Kto tak jak ja wyczekuje co miesiąc niespodzianek, które ekipa Pure Beauty dla Nas przygotowuje? Z tego miejsca bardzo dziękuję za ten piękny box, za pracę, zaangażowanie, pomysły, inspiracje, za całe włożone serce 💗
Pielęgnacja twarzy:
Bielenda Eco Nature woda tonizująca nawilżająco-kojąca Śliwka Kakadu + Jaśmin +Mango cena: 19,99zł/200ml
Zawiera 99% składników pochodzenia naturalnego. Produkt gwarantuje optymalny poziom nawilżenia Twojej skóry, neutralizuje poziom pH, który mógł zostać zaburzony podczas jej mycia. Odświeża skórę i koi podrażnienia, doskonale przygotowuje naskórek do dalszej pielęgnacji.
Świetnie, lubię takie wody tonizujące, bo mają podobne, a nawet takie same właściwości jak tonik do twarzy, a ja bez toniku nie omijam kroku pielęgnacyjnego. Może nie przepadam za jaśminem w kosmetykach, ale myślę że tutaj nie będzie mi on przeszkadzał. Nie wiem jeszcze czy jest wyczuwalny, bo nie otwierałam buteleczki, ale jak tylko zacznę go dziś używać to napiszę o nim coś więcej za kilka dni.
cena: 60,99zł/50ml
Koi i łagodzi podrażnienia. Intensywnie nawilża, regeneruje i wycisza skórę po zabiegach (szczególnie po retinoidach). Zmniejsza zaczerwienienia, świąd i pieczenie. Polecany również do skór atopowych, skłonnych do alergii i wrażliwych.
Super, taki krem na pewno mi się przyda, z racji że ostatnio trochę więcej używałam kwasów i po jednej stronie na policzku miałam niewielkie podrażnienie naskórka. Ratowałam się nawilżającym kremem, ale jeśli jest taki krem typowo po zabiegach i szczególnie po retinoidach, to cieszę się, że zawitał ten krem właśnie teraz do mnie i pojawił się w pudełeczku.
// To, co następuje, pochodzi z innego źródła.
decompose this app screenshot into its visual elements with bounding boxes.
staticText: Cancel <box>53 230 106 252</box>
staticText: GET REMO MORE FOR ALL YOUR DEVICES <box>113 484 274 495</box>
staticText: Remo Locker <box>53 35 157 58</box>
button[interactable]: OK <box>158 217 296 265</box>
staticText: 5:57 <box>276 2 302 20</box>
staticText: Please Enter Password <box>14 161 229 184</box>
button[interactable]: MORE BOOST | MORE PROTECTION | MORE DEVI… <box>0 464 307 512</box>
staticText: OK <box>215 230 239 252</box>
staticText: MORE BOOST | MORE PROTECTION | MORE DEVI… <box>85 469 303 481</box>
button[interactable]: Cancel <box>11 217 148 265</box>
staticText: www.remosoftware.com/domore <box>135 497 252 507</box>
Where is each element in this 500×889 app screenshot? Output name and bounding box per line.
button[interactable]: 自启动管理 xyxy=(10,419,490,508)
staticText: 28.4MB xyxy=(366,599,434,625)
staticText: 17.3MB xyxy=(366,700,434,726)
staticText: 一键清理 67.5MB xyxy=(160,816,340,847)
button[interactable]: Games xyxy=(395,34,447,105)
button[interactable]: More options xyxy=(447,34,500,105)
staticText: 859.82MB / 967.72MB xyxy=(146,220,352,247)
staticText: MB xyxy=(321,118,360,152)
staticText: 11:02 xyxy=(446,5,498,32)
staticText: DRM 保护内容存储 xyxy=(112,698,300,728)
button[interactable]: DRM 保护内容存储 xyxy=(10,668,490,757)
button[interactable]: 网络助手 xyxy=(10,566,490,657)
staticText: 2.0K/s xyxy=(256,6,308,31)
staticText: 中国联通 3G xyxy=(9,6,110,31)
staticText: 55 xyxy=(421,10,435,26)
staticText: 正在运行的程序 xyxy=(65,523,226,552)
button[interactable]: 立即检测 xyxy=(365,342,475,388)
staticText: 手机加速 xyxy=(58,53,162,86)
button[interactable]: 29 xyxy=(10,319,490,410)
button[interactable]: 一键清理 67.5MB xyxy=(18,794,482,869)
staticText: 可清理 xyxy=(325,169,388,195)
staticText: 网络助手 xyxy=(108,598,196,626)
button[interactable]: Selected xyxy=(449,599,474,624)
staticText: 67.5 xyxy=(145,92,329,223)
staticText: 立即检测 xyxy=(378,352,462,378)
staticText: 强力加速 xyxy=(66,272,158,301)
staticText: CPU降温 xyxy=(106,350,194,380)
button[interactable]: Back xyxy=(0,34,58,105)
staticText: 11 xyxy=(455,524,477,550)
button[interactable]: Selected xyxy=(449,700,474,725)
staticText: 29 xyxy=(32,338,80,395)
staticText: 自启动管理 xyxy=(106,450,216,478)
Uriage Age Absolu zagęszczająca skórę maska na noc cena: 189,99zł/50ml
w boxie 15ml
Globalna przeciwstarzeniowa maska, która stymuluje syntezę prokolagenu V6 w celu przywrócenia gęstości i ujędrnienia każdego typu skóry. Maska działa na wszystkie widoczne oznaki starzenia: zmarszczki, zwiotczałość utratę objętości, utratę blasku, utratę odżywienia. Po jej zastosowaniu skóra jest nawilżona, pełniejsza, wzmocniona i zregenerowana.
Już po opisie jestem mega ciekawa tej maski, chętnie ją z przyjemnością użyję i to właśnie chcę szybko zrobić, alby jeszcze zyskać ten blask na skórze, odżywienie przed ważną uroczystością rodzinną. W opakowaniu jest tylko 15 ml pojemności, ale nawet taka pojemność mnie zadawala. Miałam już raz jedną maską z tej marki i byłam zadowolona - jak ta się spisze? Dam znać niedługo.
cena: 49,99zł/30ml
Optymalnie nawilża skórę, regeneruje, odżywia, ujędrnia. Zmniejsza widoczność zmarszczek. Polecane jako kuracja do skóry bardzo suchej, suchej, odwodnionej, matowej, pozbawionej blasku.
To serum myślę, że zostawię sobie już na chłodniejsze dni, kiedy skóra będzie potrzebowała lepszego nawilżenia. Fajnie, że poznam kolejne serum z owej marki i cieszę się, że znów pojawiło się coś z Miya.
Faceboom Seboom oczyszczające plastry-kwiatki na niedoskonałości i wypryski słodcy zbawcy cena: 27,50zł/20 sztuk
Hydrokoloidowe oczyszczające plastry na niedoskonałości i wypryski o kształcie słodkich, zielonych kwiatków. Dzięki nim pryszcze i niedoskonałości znikną dużo szybciej. Chronią wypryski przed zabrudzeniami, niepotrzebnym dotykaniem i czynnikami zewnętrznymi. Wchłaniają nadmiar sebum i zanieczyszczenia.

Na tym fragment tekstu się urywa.